Why should the runway be tilted when carrying out this experiment?

As the trolley travels along the runway, friction will act. To compensate for this, the runway should be tilted.

How would friction affect your results?

Friction reduces the resultant force acting on the trolley. This will cause the velocity of the trolley as it passes through the light gate to be smaller, and result in a shallower gradient to your graph.

Suggest how friction could further be reduced when carrying out this experiment.

An air track could be used to reduce the contact and therefore friction

Describe how the start position of the trolley is determined.

The trolley should be pulled up the runway until the mass hanger is just touching the pulley.

How should the light-gate be positioned in this experiment?

The trolley should be pulled up the runway until the mass hanger is just touching the floor, but the string is still taught.

The light-gate should then be positioned so it is in the centre of the trolley's interrupt card.

What components should be included when measuring the mass of the whole system?

The mass of the whole system (M) is equal to the sum of masses of the trolley, slotted masses, mass hanger and string.

Suggest two ways that the distance travelled by the trolley could be measured.

The distance (d) can be given by the length travelled along the runway or by the length that the mass hanger falls.

How is the time over which the force acts on the trolley measured?

A stop-clock should be used to measure the time (T) between the trolley being released and the masses striking the ground.

How is the force acting on the trolley determined?

The force is equal to the weight of the masses and mass hanger:

- F = mg

What is the momentum of the trolley equal to when it reaches the light gate?

- Momentum = Mass of System x Velocity

- p = Mv

How do you calculate the trolley's velocity as it passes through the light-gate?

The distance travelled through the light-gate will equal the length of the interrupt card (L).

This can be combined with the time it takes to pass through the light-gate (t) to give: v = L/t

What is the change of momentum that the system undergoes?

The initial momentum of the system is zero since it is initially at rest. This means the change of momentum is equal to the final momentum (Mv)

What equation is obtained when equating the impulse to the system's change of momentum?

Ft = Δmv

mgT = Mv

How can uncertainties in your time readings (t and T) be obtained?

The uncertainties in t and T are given by halving the range of the repeat readings for each of them.

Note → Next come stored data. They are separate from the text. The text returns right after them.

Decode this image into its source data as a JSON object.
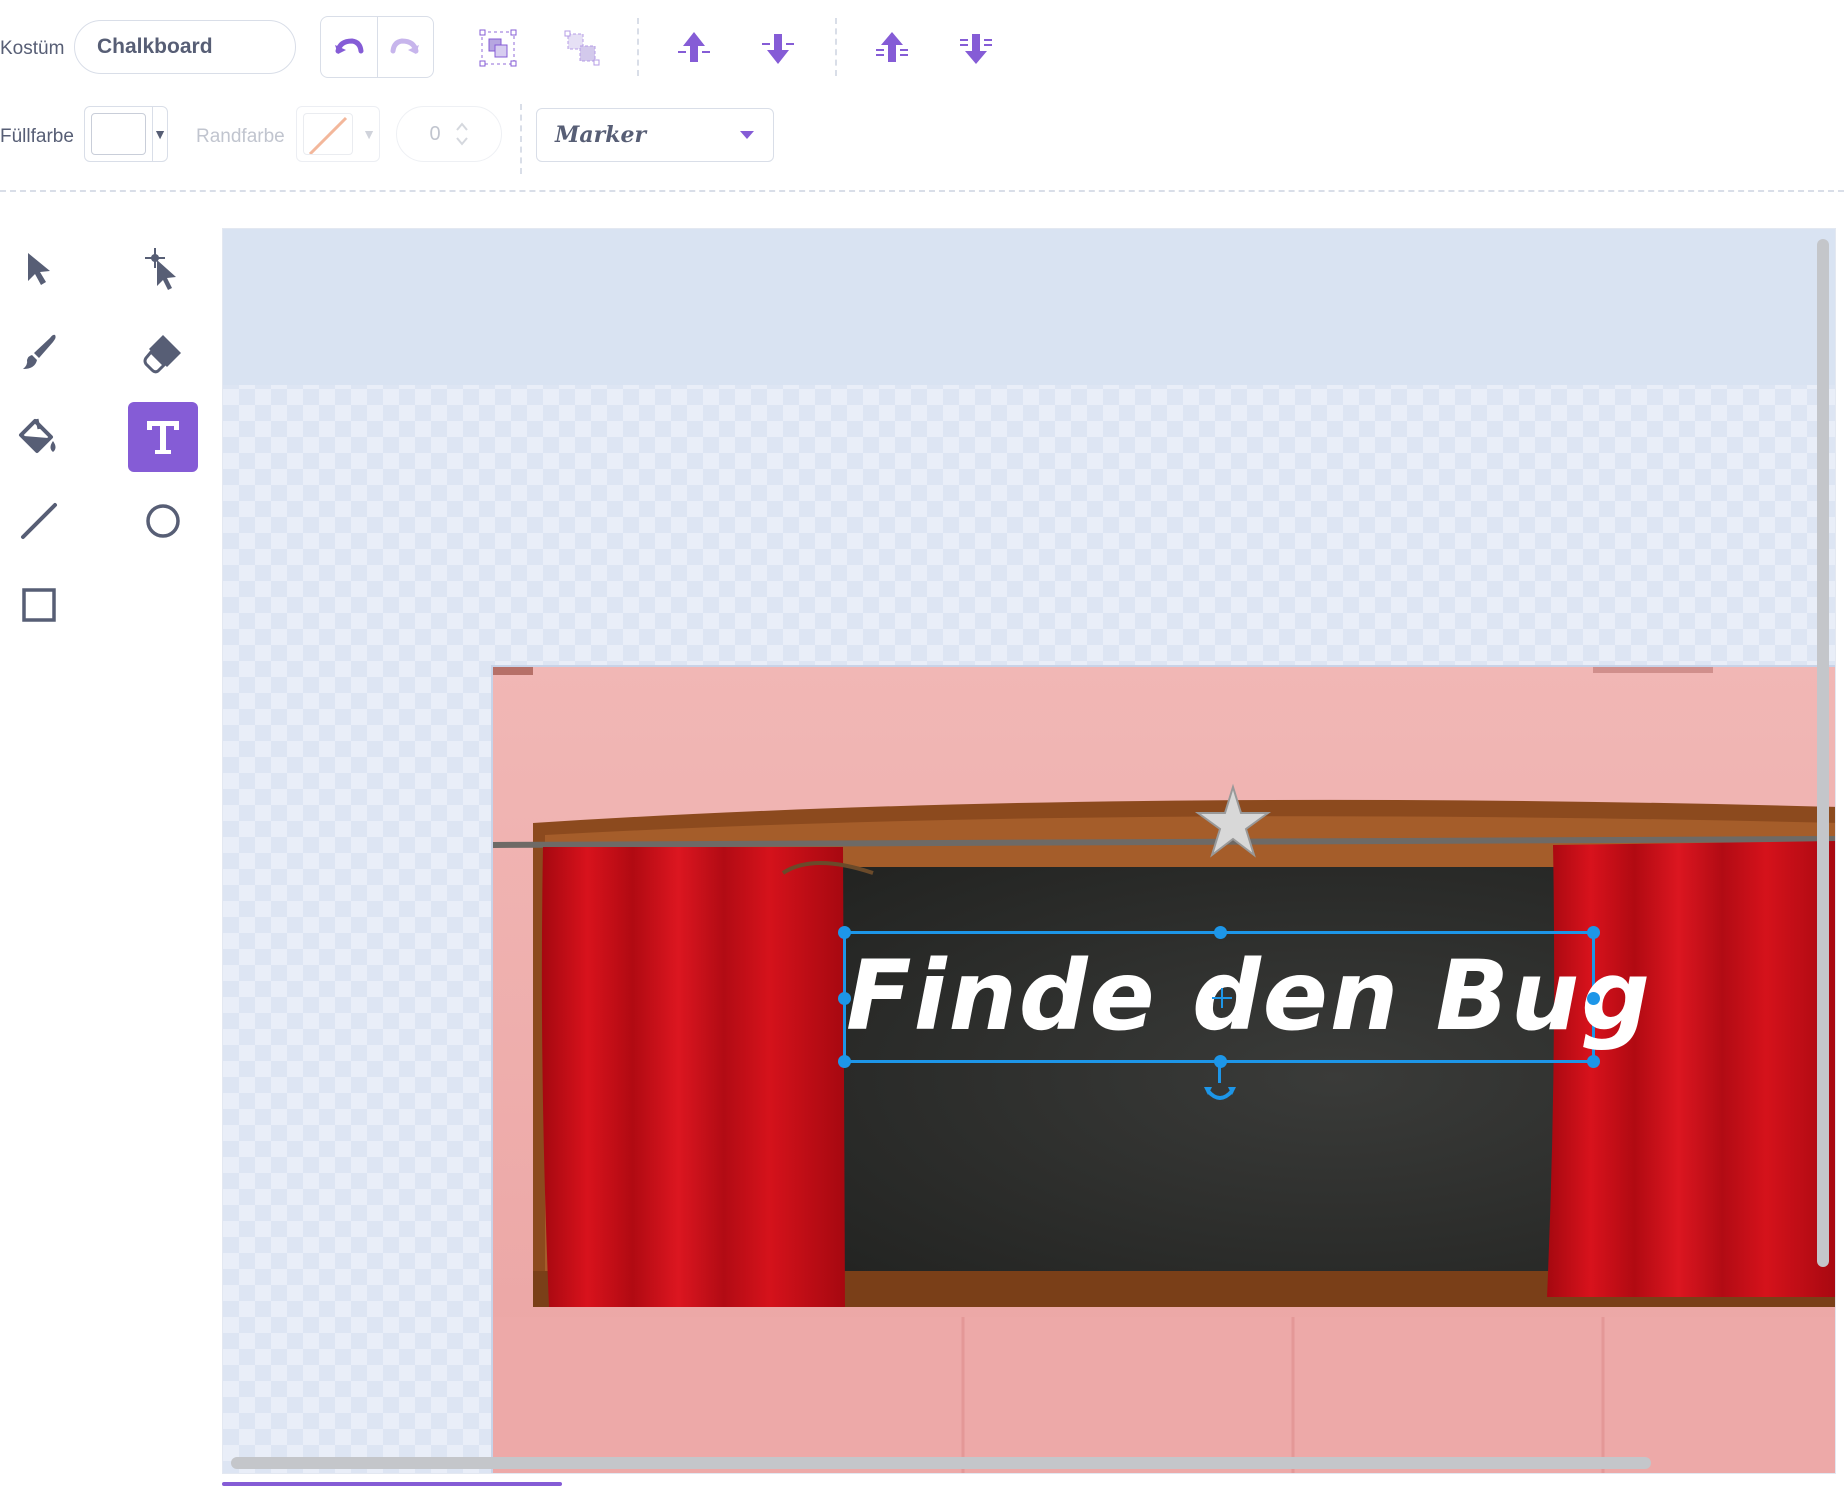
{
  "toolbar": {
    "costume_label": "Kostüm",
    "costume_name": "Chalkboard",
    "fill_label": "Füllfarbe",
    "outline_label": "Randfarbe",
    "outline_width": "0",
    "font_name": "Marker",
    "buttons": [
      "undo-icon",
      "redo-icon",
      "group-icon",
      "ungroup-icon",
      "forward-icon",
      "backward-icon",
      "front-icon",
      "back-icon"
    ]
  },
  "tools": [
    "select",
    "reshape",
    "brush",
    "eraser",
    "fill",
    "text",
    "line",
    "circle",
    "rectangle"
  ],
  "active_tool": "text",
  "canvas": {
    "text_element": "Finde den Bug"
  },
  "colors": {
    "accent": "#855cd6",
    "selection": "#1d96e8",
    "text_gray": "#575e75",
    "wall_pink": "#efa9a8",
    "curtain_red": "#c8101a",
    "chalkboard": "#2c2d2b"
  }
}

Explain what graph can be plotted to compare your experimental value of M/g to the theoretical value.

A graph of mT against v can be plotted. The gradient of this graph will be mT/v and can be compared with the theoretical value for M/g.

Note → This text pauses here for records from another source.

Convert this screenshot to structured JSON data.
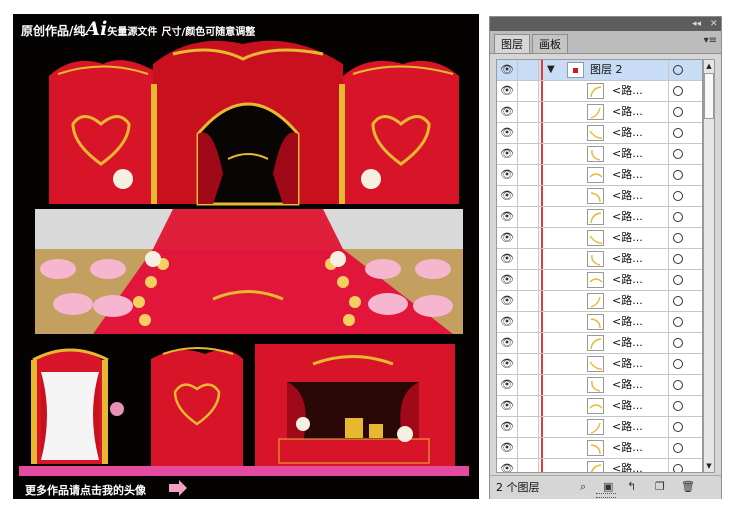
{
  "artwork": {
    "caption_top_a": "原创作品/纯",
    "caption_top_ai": "Ai",
    "caption_top_b": "矢量源文件",
    "caption_top_c": "尺寸/颜色可随意调整",
    "caption_bottom": "更多作品请点击我的头像",
    "colors": {
      "red": "#d81428",
      "gold": "#e8b830",
      "dark": "#050202",
      "pink": "#f2a0c4"
    }
  },
  "panel": {
    "title_icons": [
      "collapse-arrows-icon",
      "close-icon"
    ],
    "tabs": [
      {
        "label": "图层",
        "active": true
      },
      {
        "label": "画板",
        "active": false
      }
    ],
    "top_layer": {
      "name": "图层 2",
      "expanded": true
    },
    "items": [
      {
        "name": "<路..."
      },
      {
        "name": "<路..."
      },
      {
        "name": "<路..."
      },
      {
        "name": "<路..."
      },
      {
        "name": "<路..."
      },
      {
        "name": "<路..."
      },
      {
        "name": "<路..."
      },
      {
        "name": "<路..."
      },
      {
        "name": "<路..."
      },
      {
        "name": "<路..."
      },
      {
        "name": "<路..."
      },
      {
        "name": "<路..."
      },
      {
        "name": "<路..."
      },
      {
        "name": "<路..."
      },
      {
        "name": "<路..."
      },
      {
        "name": "<路..."
      },
      {
        "name": "<路..."
      },
      {
        "name": "<路..."
      },
      {
        "name": "<路..."
      }
    ],
    "footer": {
      "layer_count": "2 个图层",
      "icons": [
        "locate-object-icon",
        "make-clipping-mask-icon",
        "new-sublayer-icon",
        "new-layer-icon",
        "delete-layer-icon"
      ]
    }
  }
}
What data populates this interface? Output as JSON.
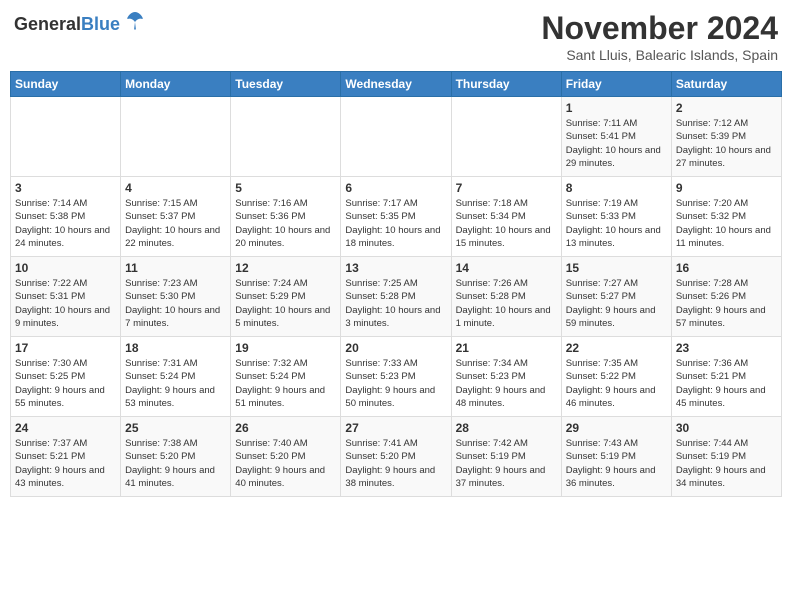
{
  "header": {
    "logo_general": "General",
    "logo_blue": "Blue",
    "month_title": "November 2024",
    "location": "Sant Lluis, Balearic Islands, Spain"
  },
  "weekdays": [
    "Sunday",
    "Monday",
    "Tuesday",
    "Wednesday",
    "Thursday",
    "Friday",
    "Saturday"
  ],
  "rows": [
    [
      {
        "day": "",
        "sunrise": "",
        "sunset": "",
        "daylight": ""
      },
      {
        "day": "",
        "sunrise": "",
        "sunset": "",
        "daylight": ""
      },
      {
        "day": "",
        "sunrise": "",
        "sunset": "",
        "daylight": ""
      },
      {
        "day": "",
        "sunrise": "",
        "sunset": "",
        "daylight": ""
      },
      {
        "day": "",
        "sunrise": "",
        "sunset": "",
        "daylight": ""
      },
      {
        "day": "1",
        "sunrise": "Sunrise: 7:11 AM",
        "sunset": "Sunset: 5:41 PM",
        "daylight": "Daylight: 10 hours and 29 minutes."
      },
      {
        "day": "2",
        "sunrise": "Sunrise: 7:12 AM",
        "sunset": "Sunset: 5:39 PM",
        "daylight": "Daylight: 10 hours and 27 minutes."
      }
    ],
    [
      {
        "day": "3",
        "sunrise": "Sunrise: 7:14 AM",
        "sunset": "Sunset: 5:38 PM",
        "daylight": "Daylight: 10 hours and 24 minutes."
      },
      {
        "day": "4",
        "sunrise": "Sunrise: 7:15 AM",
        "sunset": "Sunset: 5:37 PM",
        "daylight": "Daylight: 10 hours and 22 minutes."
      },
      {
        "day": "5",
        "sunrise": "Sunrise: 7:16 AM",
        "sunset": "Sunset: 5:36 PM",
        "daylight": "Daylight: 10 hours and 20 minutes."
      },
      {
        "day": "6",
        "sunrise": "Sunrise: 7:17 AM",
        "sunset": "Sunset: 5:35 PM",
        "daylight": "Daylight: 10 hours and 18 minutes."
      },
      {
        "day": "7",
        "sunrise": "Sunrise: 7:18 AM",
        "sunset": "Sunset: 5:34 PM",
        "daylight": "Daylight: 10 hours and 15 minutes."
      },
      {
        "day": "8",
        "sunrise": "Sunrise: 7:19 AM",
        "sunset": "Sunset: 5:33 PM",
        "daylight": "Daylight: 10 hours and 13 minutes."
      },
      {
        "day": "9",
        "sunrise": "Sunrise: 7:20 AM",
        "sunset": "Sunset: 5:32 PM",
        "daylight": "Daylight: 10 hours and 11 minutes."
      }
    ],
    [
      {
        "day": "10",
        "sunrise": "Sunrise: 7:22 AM",
        "sunset": "Sunset: 5:31 PM",
        "daylight": "Daylight: 10 hours and 9 minutes."
      },
      {
        "day": "11",
        "sunrise": "Sunrise: 7:23 AM",
        "sunset": "Sunset: 5:30 PM",
        "daylight": "Daylight: 10 hours and 7 minutes."
      },
      {
        "day": "12",
        "sunrise": "Sunrise: 7:24 AM",
        "sunset": "Sunset: 5:29 PM",
        "daylight": "Daylight: 10 hours and 5 minutes."
      },
      {
        "day": "13",
        "sunrise": "Sunrise: 7:25 AM",
        "sunset": "Sunset: 5:28 PM",
        "daylight": "Daylight: 10 hours and 3 minutes."
      },
      {
        "day": "14",
        "sunrise": "Sunrise: 7:26 AM",
        "sunset": "Sunset: 5:28 PM",
        "daylight": "Daylight: 10 hours and 1 minute."
      },
      {
        "day": "15",
        "sunrise": "Sunrise: 7:27 AM",
        "sunset": "Sunset: 5:27 PM",
        "daylight": "Daylight: 9 hours and 59 minutes."
      },
      {
        "day": "16",
        "sunrise": "Sunrise: 7:28 AM",
        "sunset": "Sunset: 5:26 PM",
        "daylight": "Daylight: 9 hours and 57 minutes."
      }
    ],
    [
      {
        "day": "17",
        "sunrise": "Sunrise: 7:30 AM",
        "sunset": "Sunset: 5:25 PM",
        "daylight": "Daylight: 9 hours and 55 minutes."
      },
      {
        "day": "18",
        "sunrise": "Sunrise: 7:31 AM",
        "sunset": "Sunset: 5:24 PM",
        "daylight": "Daylight: 9 hours and 53 minutes."
      },
      {
        "day": "19",
        "sunrise": "Sunrise: 7:32 AM",
        "sunset": "Sunset: 5:24 PM",
        "daylight": "Daylight: 9 hours and 51 minutes."
      },
      {
        "day": "20",
        "sunrise": "Sunrise: 7:33 AM",
        "sunset": "Sunset: 5:23 PM",
        "daylight": "Daylight: 9 hours and 50 minutes."
      },
      {
        "day": "21",
        "sunrise": "Sunrise: 7:34 AM",
        "sunset": "Sunset: 5:23 PM",
        "daylight": "Daylight: 9 hours and 48 minutes."
      },
      {
        "day": "22",
        "sunrise": "Sunrise: 7:35 AM",
        "sunset": "Sunset: 5:22 PM",
        "daylight": "Daylight: 9 hours and 46 minutes."
      },
      {
        "day": "23",
        "sunrise": "Sunrise: 7:36 AM",
        "sunset": "Sunset: 5:21 PM",
        "daylight": "Daylight: 9 hours and 45 minutes."
      }
    ],
    [
      {
        "day": "24",
        "sunrise": "Sunrise: 7:37 AM",
        "sunset": "Sunset: 5:21 PM",
        "daylight": "Daylight: 9 hours and 43 minutes."
      },
      {
        "day": "25",
        "sunrise": "Sunrise: 7:38 AM",
        "sunset": "Sunset: 5:20 PM",
        "daylight": "Daylight: 9 hours and 41 minutes."
      },
      {
        "day": "26",
        "sunrise": "Sunrise: 7:40 AM",
        "sunset": "Sunset: 5:20 PM",
        "daylight": "Daylight: 9 hours and 40 minutes."
      },
      {
        "day": "27",
        "sunrise": "Sunrise: 7:41 AM",
        "sunset": "Sunset: 5:20 PM",
        "daylight": "Daylight: 9 hours and 38 minutes."
      },
      {
        "day": "28",
        "sunrise": "Sunrise: 7:42 AM",
        "sunset": "Sunset: 5:19 PM",
        "daylight": "Daylight: 9 hours and 37 minutes."
      },
      {
        "day": "29",
        "sunrise": "Sunrise: 7:43 AM",
        "sunset": "Sunset: 5:19 PM",
        "daylight": "Daylight: 9 hours and 36 minutes."
      },
      {
        "day": "30",
        "sunrise": "Sunrise: 7:44 AM",
        "sunset": "Sunset: 5:19 PM",
        "daylight": "Daylight: 9 hours and 34 minutes."
      }
    ]
  ]
}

What safety precautions should be taken when carrying out this experiment?

The masses travelling with the trolley should be attached to it securely to avoid them falling off during motion. You should also avoid standing with your feet near the mass hanger.

Explain how the conservation of energy could be applied in this experiment.

The system starts at rest, with gravitational potential energy. As the masses fall, this GPE is converted into kinetic energy. Note that work will also be done against resistive forces.

How could multiple light-gates be implemented to improve this experiment?

A light-gate could also be added to the start. This will remove the need to measure the time T using a stop-clock, and so will reduce the uncertainty due to human reaction time.

How can the uncertainty in your gradient value be calculated?

The difference in gradients between the lines of best and worst fit can be divided by the gradient of your line of best fit. This value can then be multiplied by 100% to produce the percentage uncertainty.